HAS Research Paper on Lessons Learned from Past Peace Efforts Released

The future of Afghanistan is at an inflection point – Afghans on different sides of the conflict whether as fighters or negotiators – should reflect carefully on their next steps. The history of failed attempts to reconcile differences does not predict the future. But it does provide a sobering portrait of the consequences of failure. The paper, based on research and interviews with actors from all sides involved in failed negotiations in the 1980s and 1990s, sheds light on the causes of these failures.
While the paper makes clear the crippling and disingenuous role of external actors – in neighbouring nations and among other international powers – at the heart of these failures has been the inability of Afghans to compromise. Absolutist positions, winner takes all, my group/party/movement/family gets the spoils while others must fend for themselves. Afghan political leaders have been unable to find solutions for all those who call Afghanistan home.
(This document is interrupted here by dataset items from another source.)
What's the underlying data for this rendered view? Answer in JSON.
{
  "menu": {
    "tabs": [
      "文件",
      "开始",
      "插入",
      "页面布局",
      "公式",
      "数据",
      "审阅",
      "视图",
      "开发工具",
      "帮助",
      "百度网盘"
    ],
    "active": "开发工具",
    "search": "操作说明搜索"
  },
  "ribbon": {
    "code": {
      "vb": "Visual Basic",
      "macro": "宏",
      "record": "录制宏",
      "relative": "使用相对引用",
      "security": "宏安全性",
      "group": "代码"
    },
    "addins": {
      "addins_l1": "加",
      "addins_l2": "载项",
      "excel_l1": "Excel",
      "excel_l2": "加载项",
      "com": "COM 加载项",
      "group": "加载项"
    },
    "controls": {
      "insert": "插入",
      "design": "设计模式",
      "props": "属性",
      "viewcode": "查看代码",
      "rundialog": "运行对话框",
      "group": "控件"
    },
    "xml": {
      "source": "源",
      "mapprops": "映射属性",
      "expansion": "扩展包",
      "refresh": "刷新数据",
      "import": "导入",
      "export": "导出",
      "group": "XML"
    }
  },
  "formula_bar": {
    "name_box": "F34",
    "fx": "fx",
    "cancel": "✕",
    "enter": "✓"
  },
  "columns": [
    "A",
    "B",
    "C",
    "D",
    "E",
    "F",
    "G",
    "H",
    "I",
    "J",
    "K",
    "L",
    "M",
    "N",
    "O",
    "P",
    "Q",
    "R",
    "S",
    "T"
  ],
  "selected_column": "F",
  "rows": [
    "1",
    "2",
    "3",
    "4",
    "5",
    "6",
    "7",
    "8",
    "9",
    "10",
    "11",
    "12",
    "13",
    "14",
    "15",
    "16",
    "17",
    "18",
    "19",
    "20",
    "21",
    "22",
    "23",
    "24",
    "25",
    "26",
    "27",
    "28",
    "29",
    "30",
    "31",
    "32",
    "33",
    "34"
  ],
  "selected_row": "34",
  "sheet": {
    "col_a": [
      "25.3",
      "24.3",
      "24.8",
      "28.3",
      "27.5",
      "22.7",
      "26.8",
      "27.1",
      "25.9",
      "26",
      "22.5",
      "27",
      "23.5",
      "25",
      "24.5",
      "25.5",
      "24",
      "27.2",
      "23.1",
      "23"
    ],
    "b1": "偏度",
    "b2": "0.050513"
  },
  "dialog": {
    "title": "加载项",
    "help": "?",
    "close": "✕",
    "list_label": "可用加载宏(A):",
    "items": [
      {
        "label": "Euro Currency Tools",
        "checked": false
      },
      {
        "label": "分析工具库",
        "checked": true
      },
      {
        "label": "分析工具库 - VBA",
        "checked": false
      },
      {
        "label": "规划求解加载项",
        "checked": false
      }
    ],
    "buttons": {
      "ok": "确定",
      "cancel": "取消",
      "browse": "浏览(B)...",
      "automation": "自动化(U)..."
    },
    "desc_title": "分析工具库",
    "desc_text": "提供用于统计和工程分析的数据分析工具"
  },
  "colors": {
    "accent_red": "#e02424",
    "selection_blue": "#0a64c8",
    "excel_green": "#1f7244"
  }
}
The rhetoric of victory we are now hearing from one side is intended to produce an echo of defeat from the other. But victory for who? If the history recorded in the attached paper has any lesson it is that a victory for some will bring defeat for all. Will this “victory” return Afghanistan to the wasteland of the late 1990s?
It is true that Afghans in previous negotiations have not failed all on their own. Their failure has been fuelled by external powers. So the need for careful reflection applies equally to Afghanistan’s neighbours and the wider international community. Is an Afghanistan at peace, one that provides healthy livelihoods for all Afghans, one that contributes to the prosperity of the Heart of Asia region, a goal they share?
The future of Afghanistan is at an infection point – what path will Afghans choose? What path will other nations support?